2 large apples, peeled and cored
20 medium radishes
1 small onion
lime juice
salt

Dice the apples, radishes and onions. Caramelize the onions in about a tablespoon of butter. Mix all together with about 1/4 cup (or less) of lime juice. Salt to taste. This made enough for healthy servings for three adults.

Sunday, November 7, 2010

How foodie culture has made people afraid to cook



It's not just cheap, available, easy and frankly tasty boxed food, fast food and prepared foods (even the so-called "organic" companies have gotten into the act) that have made ordinary people reluctant to cook.

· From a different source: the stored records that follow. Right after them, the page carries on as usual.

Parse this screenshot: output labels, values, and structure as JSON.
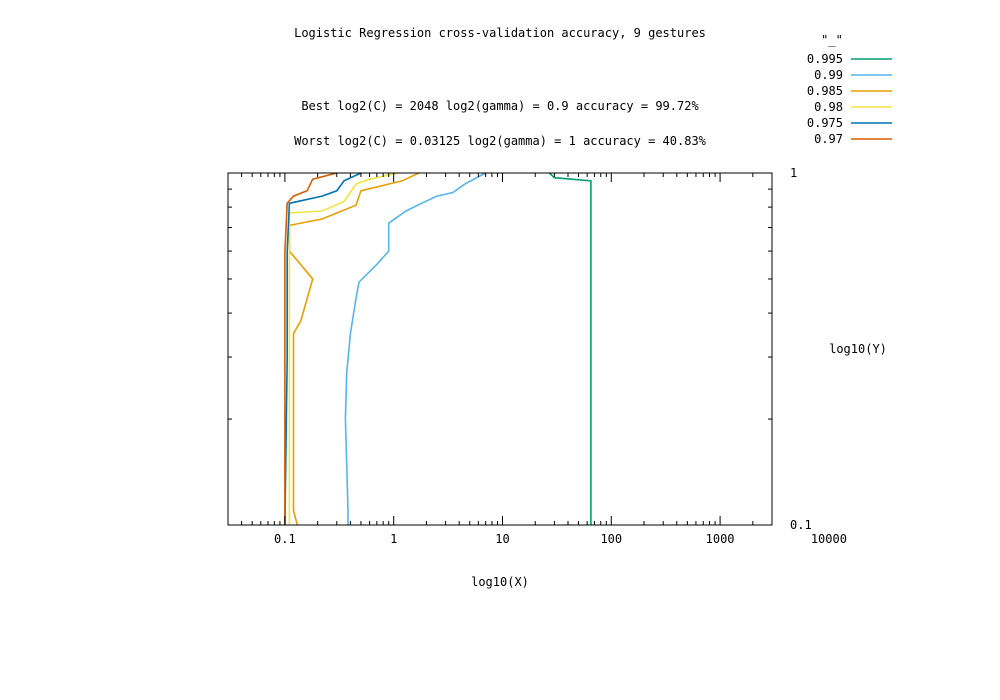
{
  "chart_data": {
    "type": "line",
    "title": "Logistic Regression cross-validation accuracy, 9 gestures",
    "annotations": [
      "Best log2(C) = 2048  log2(gamma) = 0.9  accuracy = 99.72%",
      "Worst log2(C) = 0.03125  log2(gamma) = 1   accuracy = 40.83%"
    ],
    "xlabel": "log10(X)",
    "ylabel": "log10(Y)",
    "x_scale": "log",
    "y_scale": "log",
    "xlim": [
      0.03,
      3000
    ],
    "ylim": [
      0.1,
      1
    ],
    "x_ticks": [
      {
        "value": 0.1,
        "label": "0.1"
      },
      {
        "value": 1,
        "label": "1"
      },
      {
        "value": 10,
        "label": "10"
      },
      {
        "value": 100,
        "label": "100"
      },
      {
        "value": 1000,
        "label": "1000"
      },
      {
        "value": 10000,
        "label": "10000"
      }
    ],
    "y_ticks": [
      {
        "value": 0.1,
        "label": "0.1"
      },
      {
        "value": 1,
        "label": "1"
      }
    ],
    "grid": false,
    "legend_title": "\"_\"",
    "legend_position": "top-right, outside plot",
    "series": [
      {
        "name": "0.995",
        "color": "#009e73",
        "points": [
          [
            27,
            1.0
          ],
          [
            30,
            0.97
          ],
          [
            65,
            0.95
          ],
          [
            65,
            0.1
          ]
        ]
      },
      {
        "name": "0.99",
        "color": "#56b4e9",
        "points": [
          [
            7,
            1.0
          ],
          [
            4.5,
            0.93
          ],
          [
            3.5,
            0.88
          ],
          [
            2.5,
            0.86
          ],
          [
            1.8,
            0.82
          ],
          [
            1.3,
            0.78
          ],
          [
            0.9,
            0.72
          ],
          [
            0.9,
            0.6
          ],
          [
            0.7,
            0.55
          ],
          [
            0.48,
            0.49
          ],
          [
            0.45,
            0.44
          ],
          [
            0.4,
            0.35
          ],
          [
            0.37,
            0.27
          ],
          [
            0.36,
            0.2
          ],
          [
            0.37,
            0.15
          ],
          [
            0.38,
            0.11
          ],
          [
            0.38,
            0.1
          ]
        ]
      },
      {
        "name": "0.985",
        "color": "#e69f00",
        "points": [
          [
            1.7,
            1.0
          ],
          [
            1.2,
            0.95
          ],
          [
            0.5,
            0.89
          ],
          [
            0.45,
            0.81
          ],
          [
            0.22,
            0.74
          ],
          [
            0.11,
            0.71
          ],
          [
            0.11,
            0.6
          ],
          [
            0.18,
            0.5
          ],
          [
            0.14,
            0.38
          ],
          [
            0.12,
            0.35
          ],
          [
            0.12,
            0.2
          ],
          [
            0.12,
            0.11
          ],
          [
            0.13,
            0.1
          ]
        ]
      },
      {
        "name": "0.98",
        "color": "#f0e442",
        "points": [
          [
            1.1,
            1.0
          ],
          [
            0.6,
            0.96
          ],
          [
            0.45,
            0.93
          ],
          [
            0.35,
            0.83
          ],
          [
            0.22,
            0.78
          ],
          [
            0.11,
            0.77
          ],
          [
            0.11,
            0.6
          ],
          [
            0.11,
            0.3
          ],
          [
            0.11,
            0.1
          ]
        ]
      },
      {
        "name": "0.975",
        "color": "#0072b2",
        "points": [
          [
            0.5,
            1.0
          ],
          [
            0.35,
            0.95
          ],
          [
            0.3,
            0.89
          ],
          [
            0.22,
            0.86
          ],
          [
            0.11,
            0.82
          ],
          [
            0.105,
            0.6
          ],
          [
            0.105,
            0.3
          ],
          [
            0.1,
            0.1
          ]
        ]
      },
      {
        "name": "0.97",
        "color": "#d55e00",
        "points": [
          [
            0.3,
            1.0
          ],
          [
            0.18,
            0.96
          ],
          [
            0.16,
            0.89
          ],
          [
            0.12,
            0.86
          ],
          [
            0.105,
            0.82
          ],
          [
            0.1,
            0.6
          ],
          [
            0.1,
            0.3
          ],
          [
            0.1,
            0.1
          ]
        ]
      }
    ]
  }
}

It's also the popularity of writers like Martha Stewart and even Michael Pollan or Barbara Kingsolver, as well as cooking shows that emphasize high end ingredients, professional preparers, and exotic dishes.

I love to cook, and I'm pretty good at it, but these shows, books, and articles are just plain intimidating.

They purport to be encouraging people to cook, but frankly, I'm not going to have "pizza night" where I have to make pizza from scratch, however seasonal, local, organic and whole I'm trying to be; it entirely defeats the benefit of pizza night, which is that there is no prep and no clean up. Do these writers not get that? I'm never going to hunt for chanterelles; I didn't even know what they were before I read The Omnivore's Dilemma, and I don't know anyone with a backyard clay oven. Can I cook a whole goat in my Kenmore, do you think?

We're never going to get people back to preparing their own home-cooked food by only talking about $12-a-pound morels, and turning up our noses at the perfectly fine, pre-sliced plain white mushrooms available at the Safeway. I love making scones, but grating frozen butter, per America's Test Kitchen, is just a pain in the ass. But apparently this is the only way to make "perfect" scones. We don't need another Hell's Kitchen, or Rick Bayless with his flawless urban farm; we need Prince spaghetti night again, where Grandma makes sauce to put on the readily available pasta from the grocery store.

Tomato-apple soup

This is a wonderful "leftovers" meal, which I made with the apple peelings from a simple homemade apple sauce (peel and chop up apples, throw them in a saucepan, simmer until it turns into sauce. A four-year-old could do this.) I served it with this morning's banana-apple scones.

10 small to medium tomatoes, cut in half
Apple peels and cores from 8 apples
3 large cloves of garlic, peeled and slightly crushed
1 cup apple cider, or any vegetable broth

Spray a baking sheet with cooking spray, and put all the veggies/fruits on it. Lightly salt and pepper (I used sea salt, but any salt will do), and drizzle with olive oil. Roast for 1 hour in a warm oven (300F), or until the tomatoes start to brown and shrivel very slightly. Put all in a 2 quart sauce pan, including draining any liquid. Add the cider or stock; all the veggies should be covered, just. If they are not, add more water. Simmer until the tomatoes have lost all shape and the skins have slipped off. Run this through a food mill until all seeds, skins, pits, etc have been seived out, return to the sauce pan and smooth with a handheld immersible blender, or smooth it in the blender or food processor. Makes enough for two large or three to four smaller servings.

This does not need any additional spice, herb, or garnish.